By looking through the conditions listed, it becomes apparent that the job requesting a very large memory, no machine available to meet the requirements. This is an error we introduced puposefully in the script by including a line Requirements = (Memory >= 51200) in the file "error101_job.submit". The job is removed from the queue and re-submited after correcting the requirement in the submit file.

$ condor_rm JOB-ID #remove the specific job that has problem in matching the resources.
$ nano file.submit # Edit the submit file and insert this line: Requirements = (Memory >= 512)
$ condor_submit file.submit

or you can edit the resource requirement of a job while it is in the idle state.
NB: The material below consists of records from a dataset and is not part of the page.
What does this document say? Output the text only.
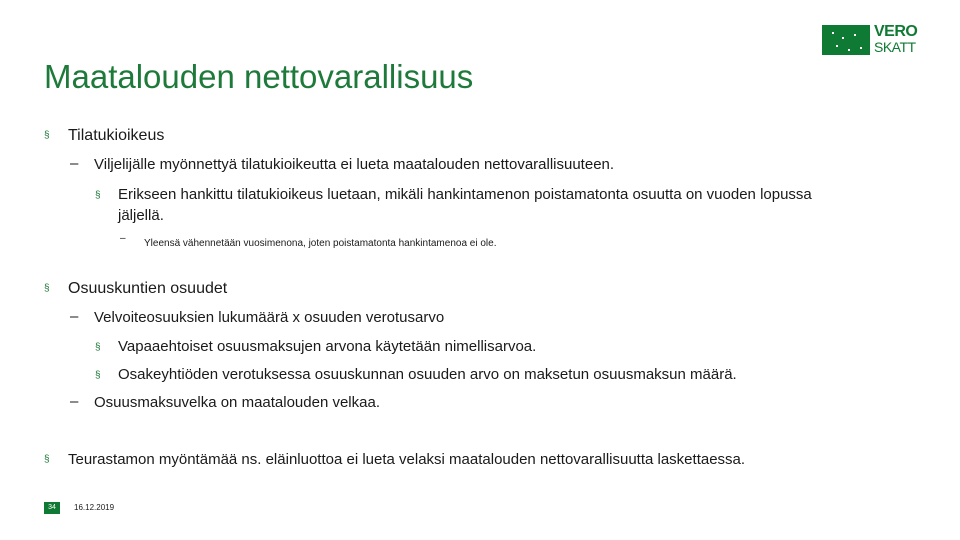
Maatalouden nettovarallisuus
VERO
SKATT
§ Tilatukioikeus
– Viljelijälle myönnettyä tilatukioikeutta ei lueta maatalouden nettovarallisuuteen.
§ Erikseen hankittu tilatukioikeus luetaan, mikäli hankintamenon poistamatonta osuutta on vuoden lopussa jäljellä.
– Yleensä vähennetään vuosimenona, joten poistamatonta hankintamenoa ei ole.
§ Osuuskuntien osuudet
– Velvoiteosuuksien lukumäärä x osuuden verotusarvo
§ Vapaaehtoiset osuusmaksujen arvona käytetään nimellisarvoa.
§ Osakeyhtiöden verotuksessa osuuskunnan osuuden arvo on maksetun osuusmaksun määrä.
– Osuusmaksuvelka on maatalouden velkaa.
§ Teurastamon myöntämää ns. eläinluottoa ei lueta velaksi maatalouden nettovarallisuutta laskettaessa.
34	16.12.2019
condor_qedit JOB-ID Requirements 'Requirements = (Memory >= 512)' 

On your own

1) Use the connect status command to get a list of pools (e.g., 'uc3-mgt.mwt2.org')
2) Edit error101_job.submit to include "requirements = (IS_RCC_Syracuse == True)" before the 'queue' statement
3) Use condor_q -better-analyze against each pool. Does it match any slots? If so, where?



condor_ssh_to_job

This command allows the user to ssh on the compute node where the job is running. Once the command is run, the user will be in the job's working directory and can examine the job's environment and run commands.
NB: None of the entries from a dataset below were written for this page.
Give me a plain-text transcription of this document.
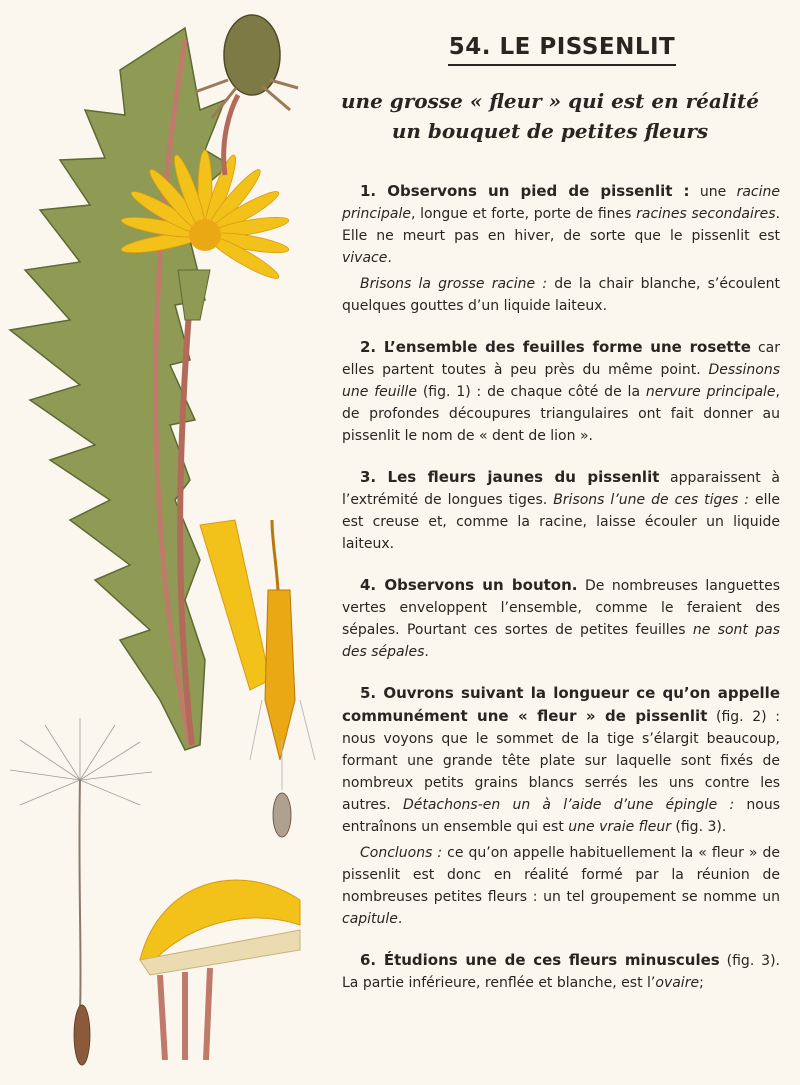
54. LE PISSENLIT
une grosse « fleur » qui est en réalité
un bouquet de petites fleurs

1. Observons un pied de pissenlit : une racine principale, longue et forte, porte de fines racines secondaires. Elle ne meurt pas en hiver, de sorte que le pissenlit est vivace.

Brisons la grosse racine : de la chair blanche, s’écoulent quelques gouttes d’un liquide laiteux.

2. L’ensemble des feuilles forme une rosette car elles partent toutes à peu près du même point. Dessinons une feuille (fig. 1) : de chaque côté de la nervure principale, de profondes découpures triangulaires ont fait donner au pissenlit le nom de « dent de lion ».

3. Les fleurs jaunes du pissenlit apparaissent à l’extrémité de longues tiges. Brisons l’une de ces tiges : elle est creuse et, comme la racine, laisse écouler un liquide laiteux.

4. Observons un bouton. De nombreuses languettes vertes enveloppent l’ensemble, comme le feraient des sépales. Pourtant ces sortes de petites feuilles ne sont pas des sépales.

5. Ouvrons suivant la longueur ce qu’on appelle communément une « fleur » de pissenlit (fig. 2) : nous voyons que le sommet de la tige s’élargit beaucoup, formant une grande tête plate sur laquelle sont fixés de nombreux petits grains blancs serrés les uns contre les autres. Détachons-en un à l’aide d’une épingle : nous entraînons un ensemble qui est une vraie fleur (fig. 3).

Concluons : ce qu’on appelle habituellement la « fleur » de pissenlit est donc en réalité formé par la réunion de nombreuses petites fleurs : un tel groupement se nomme un capitule.

6. Étudions une de ces fleurs minuscules (fig. 3). La partie inférieure, renflée et blanche, est l’ovaire;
condor_ssh_to_job JOB-ID  

Held jobs and condor_release

The jobs go to the held state for several reasons. One of them is due to the failure to transfer the output files. If this is the case, you might see the output of the analysis something as follows

$ condor_q -analyze 372993.0
-- Submitter: login01.osgconnect.net : <192.170.227.195:56174> : login01.osgconnect.net
---
372993.000:  Request is held.
Hold reason: Error from glidein_9371@compute-6-28.tier2: STARTER at 10.3.11.39 failed to send file(s) to <192.170.227.195:40485>: error reading from /wntmp/condor/compute-6-28/execute/dir_9368/glide_J6I1HT/execute/dir_16393/outputfile: (errno 2) No such file or directory; SHADOW failed to receive file(s) from <192.84.86.100:50805>

The important parts are the message indicating that HTCondor couldn't transfer the job back (SHADOW failed to receive file(s)) and the part one before the last part is the name of the file or directory that HTCondor couldn't find. This failure is probably due to your application encountering an error while executing and then exiting before writing it's output files. If you think that the error is a transient one and won't reoccur, you can run

condor_release JOB-ID 

to requeue the job. Alternatively, you can use condor_ssh_to_job to examine the job environment and investigate further.
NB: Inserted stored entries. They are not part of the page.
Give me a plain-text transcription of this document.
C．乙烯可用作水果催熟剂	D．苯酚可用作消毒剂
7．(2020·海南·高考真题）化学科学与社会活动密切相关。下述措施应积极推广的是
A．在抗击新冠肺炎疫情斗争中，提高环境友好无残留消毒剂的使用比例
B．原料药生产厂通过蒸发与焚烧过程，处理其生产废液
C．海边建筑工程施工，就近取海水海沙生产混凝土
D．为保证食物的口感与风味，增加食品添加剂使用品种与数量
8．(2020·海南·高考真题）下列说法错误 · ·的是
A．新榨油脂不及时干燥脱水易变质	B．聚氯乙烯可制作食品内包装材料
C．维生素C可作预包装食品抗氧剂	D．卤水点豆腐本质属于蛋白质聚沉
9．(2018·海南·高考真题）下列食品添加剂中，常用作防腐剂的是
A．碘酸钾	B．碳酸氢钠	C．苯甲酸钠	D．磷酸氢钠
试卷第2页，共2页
Retries with periodic_release

We do computing on a hetrogenous environment. It is possible that the jobs are pre-empted due to a partcular resource limitation (For example, the machine wants to perform someother task or reboot while your job is still running). In such cases, we want to re-submit failed jobs without manual intervention. Condor supports the automatic deduction and retries of computing jobs in two steps. In the first step, a failed job is forced to be on the held state. Next, the held job is periodically re-submitted. These two steps are listed in the following condor submit file:

# Send the job to Held state on failure. 
on_exit_hold = (ExitBySignal == True) || (ExitCode != 0)  

# Periodically retry the jobs for 3 times with an interval 1 hour.   
periodic_release =  (NumJobStarts < 3) && ((CurrentTime - EnteredCurrentStatus) > (60*60))

Keypoints

  • condor_q -better-analyze JOB-ID command is useful to diagnose failed jobs.
  • Failed jobs are automatically deducted and periodically retried with on_exit_old and periodic_release in the condor submit files.